Paul's Heart

Life As A Dad, And A Survivor

Summer Vacation – A Learning Experience

As a kid, who did not love Summer vacation?  But as an adult, I love it so much more.  I have always been the type of person who enjoys watching others’ happiness, more than my own.  And now that I get to witness things as a father, through my daughters’ eyes, yes, I love every chance I get to spend with my daughters.

My daughters love the reality television show, Big Brother.  By default, that means when they visit me during the Summer, I am stuck watching the show with them.  It is unavoidable because I live in a one-room apartment.  A similar situation if you will to the living arrangements on Big Brother, more than a dozen people, trapped in a contained studio house, for over 90 days, with someone being kicked out of the house every week.  Every move is watched.  Every word is heard.  Trapped.

Ok, so our situation is not identical per se, but, the three of us are staying in the same room, for 49 days, but no one is being evicted.  Ok, we get to leave the apartment and do things.  Ok, there is no backstabbing and lying to get favors.  But there is one thing that our situations do have in common, learning about each other.

I have spent most of my cancer survivorship, proving to everyone, that I will be fine.  At the same time, I have spent all of my time, convincing everyone that the many issues I face as a result of my treatments thirty years ago, are very real.  They are not once and done episodes, but a progression of situations, monitored, waiting to have no choice but to be dealt with some day, hopefully before it is too late (read “CABG – Not Just A Green Leafy Vegetable and you will see what I mean).

My daughters were 3 and 5 when my body let me know, that while I may have beaten cancer, it came at a price.  And there would be several more episodes in the upcoming years.  But I have always been of the mindset, to let my kids be kids, let them deal with childish things.  And as I realized how much happier off they were just to know “Daddy was okay,” I used this mentality when it came to family, friends, and co-workers.  By doing so, I did myself a disservice, as well as perhaps other cancer survivors as well.  I figured, if I could keep all the issues hidden that I have to deal with, then I would not have to worry about anyone worrying about me.  The unrealistic part of that is, anytime a crisis would come up, there would be worry.  But then that would be followed up with “get over it already, you are better”, or worse, “just faking it.”

It is ten years now since my daughters saw me hooked up to all kinds of machines, recovering from open heart surgery, and having witnessed many of the other events.  Already during this visit, questions are beginning to come up.  Because of the warmer climate here, many of my scars are exposed, and these lead to questions.  Both daughters were never there when I went through my cancer, though are very proud of me for having made it all these years.  But as they grasp that the fact that many of the things that I deal with health-wise are because of my treatments, they now understand, my body will never get better, only worse.

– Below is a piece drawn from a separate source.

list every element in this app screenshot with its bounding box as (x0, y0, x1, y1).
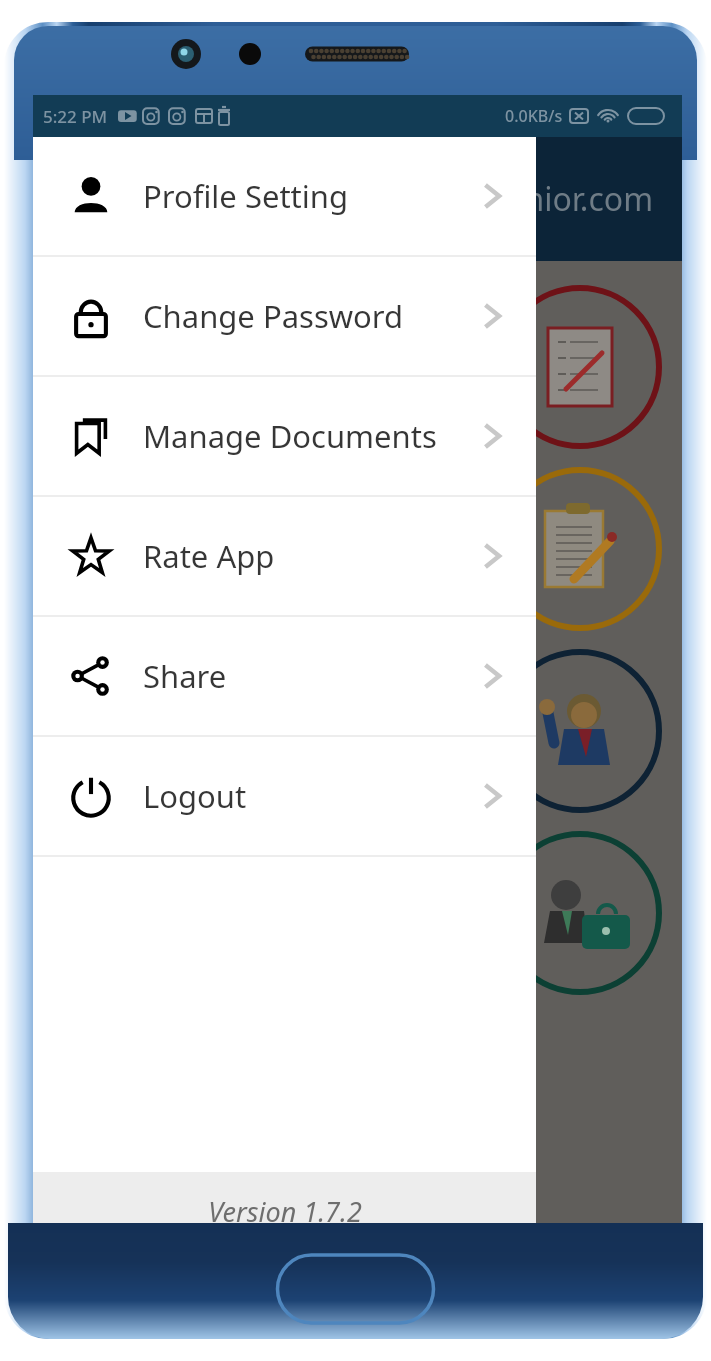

They know that I have good days, and they have certainly seen my bad days.  They know the issues that I deal with are very real.  But that is not what are visits are about.  Yes, they are learning about me, and I am learning about them.  And I have so much more to teach them.  I take them to visit preserves, complete computer courses that may benefit them in their future, and another first, helped my oldest apply for her first job.  And we still do workbook exercises to prepare them for the new school year, though I have now pared the work down to a specific course that either may have struggled with in school (they each had one).

But there is still so much more for us to do together.  And I cherish every moment I have with them.  And I know that they are enjoying the time with me.  I know that they care about me.  They want to do what they can to keep me around a lot longer, whether it be a better diet, or exercise (we have a nightly walk routine after just 3 days).

They know that in just a few years, our roles may change with each other as I will have to give them responsibilities, as far as things they definitely need to know, and perhaps, prepare for.  They will become my legal guardians and our roles will switch.  If I am faced with the difficult situation of being incapacitated as I have with past events, they will be the ones that will need to carry out my wishes should decisions need to be made.

In the meantime, like I said, I want to let my kids, be kids.  But at least they know, just because I do not show it, does not mean that I am not dealing with some serious health issues.

And just as my children are learning, just because you see this, but do not see something obvious with the person getting out of the vehicle, does not mean that they do not have a health issue that they are dealing with.  But if you feel that you are justified in criticizing anyone anyway?  Feel right on free to trade places with us.